Friday, April 25, 2014

Rising Inequality

Here is a link to a 5 minute video of Thomas Piketty's interview on his book 'Capital in the 21st Century.'

He states that income inequality is inherently not bad. [This reminded me of our discussion about the federal debt and whether we should be concerned about it.] His main argument is that governments need to intervene in order to reduce/eliminate the wideninng income inequality. He also talks about how politics is involved in the widening inequality.

What can governments do to ensure that the policies that will be developed uplifts the majority of the population out of poverty, especially when the rich have more influence in policy making and thus more likely to advocate for policies that serve their self-interest?


  1. It would be beneficial to create many different policies, and let the majority vote on these. This way the masses will have power in numbers, rather than the few having financial power making choices that everyone has to live with. Unfortunately, this doesn't happen ideally in the real world.

  2. In an ideal world we would have a government that ensures the bottom line isn't left out. However, it's hard to say how that would happen in today's society.
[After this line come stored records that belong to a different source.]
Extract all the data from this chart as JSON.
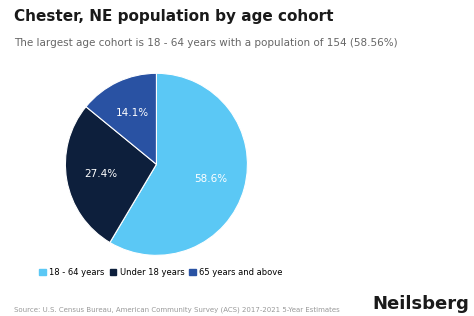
{
  "title": "Chester, NE population by age cohort",
  "subtitle": "The largest age cohort is 18 - 64 years with a population of 154 (58.56%)",
  "slices": [
    58.6,
    27.4,
    14.1
  ],
  "labels": [
    "18 - 64 years",
    "Under 18 years",
    "65 years and above"
  ],
  "colors": [
    "#5BC8F5",
    "#0D1F3C",
    "#2952A3"
  ],
  "legend_colors": [
    "#5BC8F5",
    "#0D1F3C",
    "#2952A3"
  ],
  "source_text": "Source: U.S. Census Bureau, American Community Survey (ACS) 2017-2021 5-Year Estimates",
  "brand": "Neilsberg",
  "background_color": "#ffffff",
  "startangle": 90,
  "pct_labels": [
    "58.6%",
    "27.4%",
    "14.1%"
  ],
  "pct_fontsize": 7.5,
  "title_fontsize": 11,
  "subtitle_fontsize": 7.5
}
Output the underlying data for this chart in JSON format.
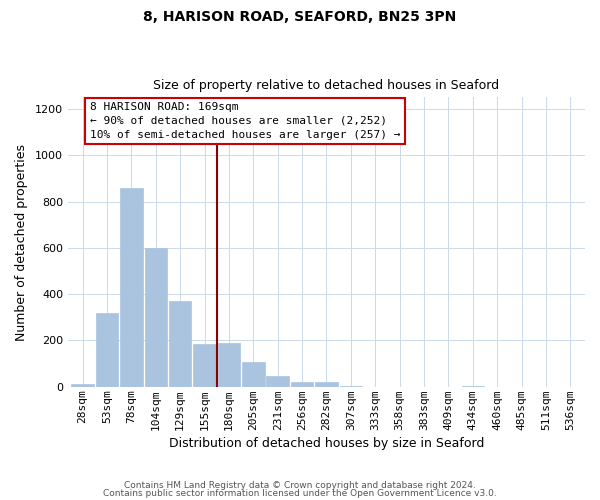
{
  "title": "8, HARISON ROAD, SEAFORD, BN25 3PN",
  "subtitle": "Size of property relative to detached houses in Seaford",
  "xlabel": "Distribution of detached houses by size in Seaford",
  "ylabel": "Number of detached properties",
  "bar_labels": [
    "28sqm",
    "53sqm",
    "78sqm",
    "104sqm",
    "129sqm",
    "155sqm",
    "180sqm",
    "205sqm",
    "231sqm",
    "256sqm",
    "282sqm",
    "307sqm",
    "333sqm",
    "358sqm",
    "383sqm",
    "409sqm",
    "434sqm",
    "460sqm",
    "485sqm",
    "511sqm",
    "536sqm"
  ],
  "bar_values": [
    12,
    320,
    860,
    600,
    370,
    185,
    190,
    105,
    45,
    20,
    20,
    5,
    0,
    0,
    0,
    0,
    5,
    0,
    0,
    0,
    0
  ],
  "bar_color": "#aac4e0",
  "bar_edge_color": "#aac4e0",
  "vline_color": "#8b0000",
  "annotation_text": "8 HARISON ROAD: 169sqm\n← 90% of detached houses are smaller (2,252)\n10% of semi-detached houses are larger (257) →",
  "annotation_box_color": "#ffffff",
  "annotation_box_edge_color": "#cc0000",
  "ylim": [
    0,
    1250
  ],
  "yticks": [
    0,
    200,
    400,
    600,
    800,
    1000,
    1200
  ],
  "footnote1": "Contains HM Land Registry data © Crown copyright and database right 2024.",
  "footnote2": "Contains public sector information licensed under the Open Government Licence v3.0.",
  "bg_color": "#ffffff",
  "grid_color": "#ccd9e8",
  "title_fontsize": 10,
  "subtitle_fontsize": 9,
  "xlabel_fontsize": 9,
  "ylabel_fontsize": 9,
  "tick_fontsize": 8,
  "annot_fontsize": 8
}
  3. Inequality will prevail in the capitalistic society. As the author of the book said inequality is not bad as it could be the source of competition and innovation, however extreme inequality is what we should be concerned with. I don't how can government effectively implement a direct policy which would address the issue, however, what government could do is use the wealth of the extreme earners to create an opportunity for the people on the lower end of income inequality line.
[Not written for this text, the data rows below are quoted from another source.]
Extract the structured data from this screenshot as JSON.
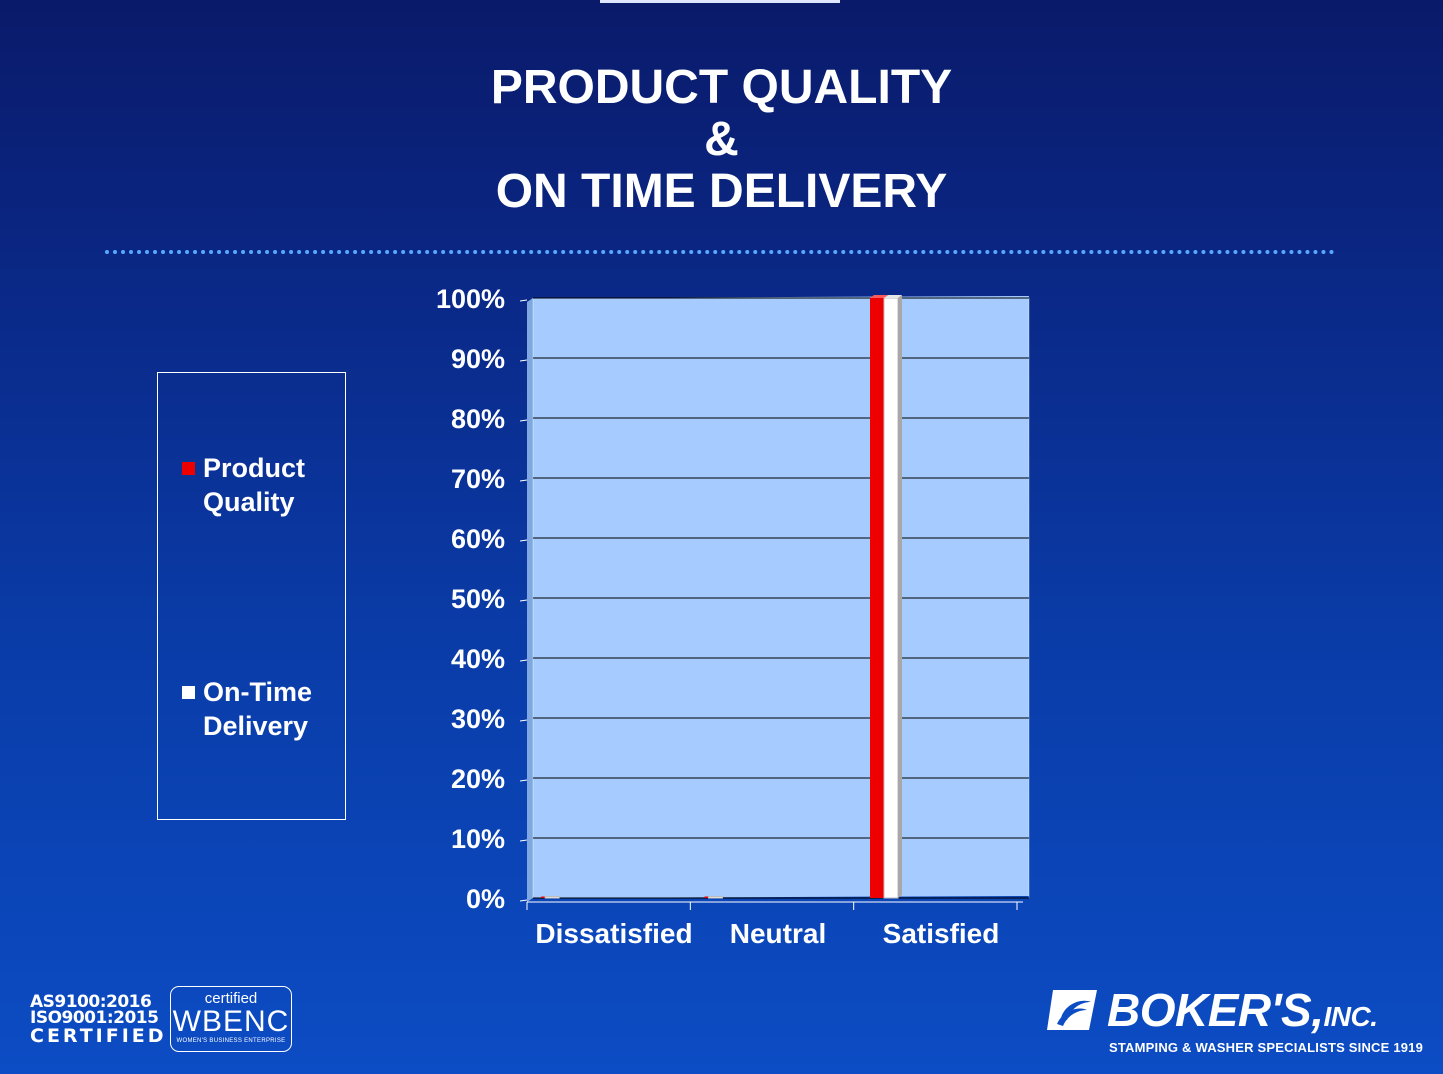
{
  "title_lines": [
    "PRODUCT QUALITY",
    "&",
    "ON TIME DELIVERY"
  ],
  "colors": {
    "plot_bg": "#a6ccff",
    "product_quality": "#ee0000",
    "on_time_delivery": "#ffffff",
    "divider": "#58a8ff"
  },
  "chart_data": {
    "type": "bar",
    "categories": [
      "Dissatisfied",
      "Neutral",
      "Satisfied"
    ],
    "series": [
      {
        "name": "Product Quality",
        "values": [
          0,
          0,
          100
        ]
      },
      {
        "name": "On-Time Delivery",
        "values": [
          0,
          0,
          100
        ]
      }
    ],
    "yticks": [
      "0%",
      "10%",
      "20%",
      "30%",
      "40%",
      "50%",
      "60%",
      "70%",
      "80%",
      "90%",
      "100%"
    ],
    "ylim": [
      0,
      100
    ],
    "grid": true,
    "legend": "left"
  },
  "legend": [
    {
      "label": "Product Quality"
    },
    {
      "label": "On-Time Delivery"
    }
  ],
  "footer": {
    "cert_lines": [
      "AS9100:2016",
      "ISO9001:2015",
      "CERTIFIED"
    ],
    "wbenc": {
      "top": "certified",
      "main": "WBENC",
      "sub": "WOMEN'S BUSINESS ENTERPRISE"
    },
    "logo": {
      "name": "BOKER'S,",
      "inc": "INC.",
      "tagline": "STAMPING & WASHER SPECIALISTS  SINCE 1919"
    }
  }
}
  4. I think that the possibility of clearing inequality is non-existent at this period. It will exist as long as the distribution of wealth is still present in society. The best course of action would be to analyze the framework of inequality and work from there.

  5. I'm really glad to see more people drawing attention to income inequality and the disappearing middle class. I think a lot of Americans feel that the U.S. is not a completely meritocratic nation but are somewhat confused about what exactly is going on that's leading to this inequality. I think the reason why this book is becoming so popular is because people are searching for the answer to these questions. From what I've heard, Piketty supplies a great deal of reason and intellectual clarity when discussing this issue of income inequality, and I think this is very valuable.

    With respect to what the government can do about this, I think a more progressive tax system would be a step in the right direction. Also more investment in education would be beneficial especially things that will raise financial literacy.